= Kheroth Bose =

Kheroth Mohini Bose, ਖੇਰੋਥ ਮੋਹਿਨੀ ਬੋਸ (c. 1866 – July 1, 1935) was an Indian physician and Christian missionary who operated in the community of Asrapur, India. She was a member of the Church of England Zenana Missionary Society.

== Early life and education ==
Kheroth Bose came to the town of Asrapur as a child to attend a girls' school. Her sister, Mona Bose, also attended the school. At the age of 19, she was sent with her sister to England to study medical care. For 18 months, she learned how to care for female patients in India. Her training was mostly at the Hospital for Women and Children in England and the home of an English doctor, where she also stayed during her time there. She also received some training at Great Ormond Street Hospital.

== Service ==
After her return from England in 1889, Bose was put in charge of the medical mission in Asrapur. A short time later, the hospital at Asrapur was built, and Bose led the staff. For fifty years, she was a medical professional in the region. Bose was responsible for the medical care of around 1,000 people in Asrapur, who were both English and Indian. She was also a trained midwife. Bose spoke both Punjabi and English. As a devout Christian, she was heavily involved in the religious life of the town. She was a frequent contributor to a missionary newspaper called India's Women and China's Daughters, where she chronicled the religious events of the town and her care milestones. Bose wrote a book titled The village of hope, or, The history of Asrapur.
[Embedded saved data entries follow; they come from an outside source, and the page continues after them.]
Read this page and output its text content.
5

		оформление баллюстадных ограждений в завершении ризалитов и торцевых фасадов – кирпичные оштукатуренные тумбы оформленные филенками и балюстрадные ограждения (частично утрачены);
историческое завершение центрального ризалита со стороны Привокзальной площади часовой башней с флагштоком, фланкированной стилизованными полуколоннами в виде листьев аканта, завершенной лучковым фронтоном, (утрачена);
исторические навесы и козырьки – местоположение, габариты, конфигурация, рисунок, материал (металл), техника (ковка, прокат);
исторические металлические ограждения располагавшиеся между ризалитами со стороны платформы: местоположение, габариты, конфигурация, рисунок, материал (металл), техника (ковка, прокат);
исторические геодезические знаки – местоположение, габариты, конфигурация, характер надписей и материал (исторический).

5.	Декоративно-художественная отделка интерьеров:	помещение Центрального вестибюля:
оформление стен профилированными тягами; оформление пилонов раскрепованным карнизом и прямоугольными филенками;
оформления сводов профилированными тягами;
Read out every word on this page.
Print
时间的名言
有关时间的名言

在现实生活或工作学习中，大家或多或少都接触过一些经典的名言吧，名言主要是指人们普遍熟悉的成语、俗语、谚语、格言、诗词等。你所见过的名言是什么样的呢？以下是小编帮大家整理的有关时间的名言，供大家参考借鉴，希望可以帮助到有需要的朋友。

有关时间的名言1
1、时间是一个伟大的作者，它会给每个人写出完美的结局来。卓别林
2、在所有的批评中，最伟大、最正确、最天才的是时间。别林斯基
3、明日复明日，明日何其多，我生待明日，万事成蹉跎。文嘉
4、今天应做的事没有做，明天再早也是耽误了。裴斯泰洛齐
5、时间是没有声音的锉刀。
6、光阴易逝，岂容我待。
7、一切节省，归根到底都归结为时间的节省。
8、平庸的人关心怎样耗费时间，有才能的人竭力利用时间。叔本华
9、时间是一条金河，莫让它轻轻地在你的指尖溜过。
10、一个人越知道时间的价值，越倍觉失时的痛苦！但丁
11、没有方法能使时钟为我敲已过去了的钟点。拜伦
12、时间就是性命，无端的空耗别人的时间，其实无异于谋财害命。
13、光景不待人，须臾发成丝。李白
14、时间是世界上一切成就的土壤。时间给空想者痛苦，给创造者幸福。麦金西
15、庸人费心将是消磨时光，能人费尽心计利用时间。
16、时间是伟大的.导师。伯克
Bose was one of the founders of the Lady Irwin Tuberculosis Sanatorium.

== Death and legacy ==
Bose sent in her letter of resignation in October 1934 and retired on January 1, 1935. She remained close to the mission and visited frequently. She was sent to London for surgery due to the illness, undisclosed in official documents, that eventually killed her. She died on July 1, 1935, at the age of 69, at the Foreman College house in Lahore, Pakistan.